Il est tentant de penser que le bleuissement des chats était lié à une faille qui les a laissés incapables de rivaliser avec leurs parents orange vif. Mais il est plus probable que leurs manteaux bizarres n’aient rien à voir avec leur extinction; c’était simplement de la malchance que la couleur soit apparue dans une petite population qui a continué à se rétrécir.

Ce genre d’évolution fortuite relève de la théorie neutre, l’idée historiquement controversée selon laquelle la « survie du plus apte” n’est pas la seule, voire la plus courante, façon dont les espèces changent, se divisent ou disparaissent. Aussi simple que la proposition puisse paraître, ses conséquences sur la génétique, l’évolution, l’écologie et même les disciplines en dehors de la biologie ont été balayées.

Théorie pas si neutre

L’augmentation ou la chute aléatoire de variants génétiques dans une population est connue sous le nom de dérive génétique. Aujourd’hui, il est accepté comme un moteur clé de l’évolution et de la diversité, mais cela n’a pas toujours été le cas. Jusque dans les années 1960, les biologistes attribuaient généralement toute variation aux forces sélectives: les traits délétères entravaient la reproduction d’un individu, assurant qu’au fil du temps, les traits disparaîtraient (sélection négative ou purifiante). Inversement, des traits utiles ont renforcé le nombre de descendants d’un individu et augmenté sa propre prévalence (sélection positive) — tout cela comme prévu par le principe de sélection naturelle de Charles Darwin et Alfred Russel Wallace.

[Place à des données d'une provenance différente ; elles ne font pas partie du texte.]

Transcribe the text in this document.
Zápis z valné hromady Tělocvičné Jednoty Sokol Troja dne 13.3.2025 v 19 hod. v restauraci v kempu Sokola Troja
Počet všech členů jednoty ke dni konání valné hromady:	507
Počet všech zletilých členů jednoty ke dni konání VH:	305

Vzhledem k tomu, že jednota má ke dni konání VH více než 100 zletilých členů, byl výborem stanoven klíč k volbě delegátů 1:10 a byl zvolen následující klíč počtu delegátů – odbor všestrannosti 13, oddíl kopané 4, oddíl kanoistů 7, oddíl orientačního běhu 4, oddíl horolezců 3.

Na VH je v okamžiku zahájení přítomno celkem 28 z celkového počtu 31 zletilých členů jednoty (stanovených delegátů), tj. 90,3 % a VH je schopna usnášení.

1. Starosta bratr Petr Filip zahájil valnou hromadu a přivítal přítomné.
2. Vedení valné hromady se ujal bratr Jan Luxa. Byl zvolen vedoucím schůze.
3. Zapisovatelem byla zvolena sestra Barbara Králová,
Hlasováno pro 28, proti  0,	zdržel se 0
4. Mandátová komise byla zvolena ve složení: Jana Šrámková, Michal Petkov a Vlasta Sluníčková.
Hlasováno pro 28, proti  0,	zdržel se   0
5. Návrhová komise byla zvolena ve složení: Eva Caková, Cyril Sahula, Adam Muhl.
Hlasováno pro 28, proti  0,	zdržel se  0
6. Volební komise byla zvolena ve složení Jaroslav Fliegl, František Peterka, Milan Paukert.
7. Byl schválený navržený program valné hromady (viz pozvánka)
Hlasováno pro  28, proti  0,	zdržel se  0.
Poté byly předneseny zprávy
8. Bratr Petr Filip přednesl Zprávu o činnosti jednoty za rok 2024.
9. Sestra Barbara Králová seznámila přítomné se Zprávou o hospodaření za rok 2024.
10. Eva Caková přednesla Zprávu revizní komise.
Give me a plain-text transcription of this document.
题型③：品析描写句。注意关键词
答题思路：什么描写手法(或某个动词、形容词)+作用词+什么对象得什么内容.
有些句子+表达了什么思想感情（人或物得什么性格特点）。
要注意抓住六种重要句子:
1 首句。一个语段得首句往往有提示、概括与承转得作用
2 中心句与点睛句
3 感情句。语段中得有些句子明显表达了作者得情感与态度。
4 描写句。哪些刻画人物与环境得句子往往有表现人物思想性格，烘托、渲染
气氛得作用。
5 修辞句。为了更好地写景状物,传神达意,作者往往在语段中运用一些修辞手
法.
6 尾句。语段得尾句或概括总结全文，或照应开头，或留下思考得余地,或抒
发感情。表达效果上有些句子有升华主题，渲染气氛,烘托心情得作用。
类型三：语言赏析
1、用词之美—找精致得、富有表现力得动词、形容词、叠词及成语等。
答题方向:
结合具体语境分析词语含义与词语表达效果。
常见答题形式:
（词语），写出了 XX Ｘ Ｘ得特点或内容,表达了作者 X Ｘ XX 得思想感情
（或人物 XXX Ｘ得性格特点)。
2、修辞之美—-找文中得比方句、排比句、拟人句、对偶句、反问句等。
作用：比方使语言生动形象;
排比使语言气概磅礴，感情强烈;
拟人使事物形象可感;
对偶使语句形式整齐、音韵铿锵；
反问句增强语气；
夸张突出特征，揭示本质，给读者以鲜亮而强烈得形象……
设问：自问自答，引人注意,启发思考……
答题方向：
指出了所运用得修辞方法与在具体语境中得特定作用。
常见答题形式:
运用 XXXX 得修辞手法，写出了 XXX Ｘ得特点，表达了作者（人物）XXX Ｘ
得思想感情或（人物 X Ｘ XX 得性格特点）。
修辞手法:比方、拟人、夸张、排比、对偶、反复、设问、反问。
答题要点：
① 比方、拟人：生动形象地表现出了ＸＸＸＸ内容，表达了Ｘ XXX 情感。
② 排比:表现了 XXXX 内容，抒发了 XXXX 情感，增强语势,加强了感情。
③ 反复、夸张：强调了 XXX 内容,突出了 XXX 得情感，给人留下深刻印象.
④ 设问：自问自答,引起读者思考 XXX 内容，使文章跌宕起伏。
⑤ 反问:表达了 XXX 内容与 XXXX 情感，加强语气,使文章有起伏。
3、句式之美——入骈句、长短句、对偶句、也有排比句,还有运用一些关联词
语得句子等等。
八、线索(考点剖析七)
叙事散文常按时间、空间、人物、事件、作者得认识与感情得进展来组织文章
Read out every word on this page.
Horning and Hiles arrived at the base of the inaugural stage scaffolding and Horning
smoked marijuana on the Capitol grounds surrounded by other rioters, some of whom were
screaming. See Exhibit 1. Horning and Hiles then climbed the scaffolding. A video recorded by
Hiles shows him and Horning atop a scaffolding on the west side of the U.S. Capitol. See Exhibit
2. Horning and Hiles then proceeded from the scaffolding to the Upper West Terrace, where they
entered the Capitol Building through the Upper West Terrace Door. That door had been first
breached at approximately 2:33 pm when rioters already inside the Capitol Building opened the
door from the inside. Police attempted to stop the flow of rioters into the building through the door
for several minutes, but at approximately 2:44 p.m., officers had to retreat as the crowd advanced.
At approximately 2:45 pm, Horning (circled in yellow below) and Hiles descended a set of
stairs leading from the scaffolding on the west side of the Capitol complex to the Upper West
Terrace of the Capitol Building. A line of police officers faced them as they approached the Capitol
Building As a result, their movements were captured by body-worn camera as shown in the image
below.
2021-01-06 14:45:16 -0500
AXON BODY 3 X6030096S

Ensuite, les études de séquençage sur les protéines ont révélé une variation génétique beaucoup plus importante au sein des populations que prévu. L’idée que la sélection agissait sur tous ces gènes à la fois, en pesant leurs effets et en choisissant ceux qui devraient rester ou partir, ne convenait pas à certains scientifiques.

En 1968, le généticien renommé Motoo Kimura a proposé une explication alternative, maintenant appelée théorie neutre. Kimura postule que la plupart des variations entre les organismes ne sont ni avantageuses ni désavantageuses. Par conséquent, la plus grande partie de la variété que nous voyons n’est pas le produit de la main cachée de la sélection, mais plutôt de la chance. ”Tout ce dont vous avez besoin, c’est d’un apport de variation, et des forces aléatoires feront le reste », a déclaré Armand Leroi, biologiste de l’évolution à l’Imperial College de Londres.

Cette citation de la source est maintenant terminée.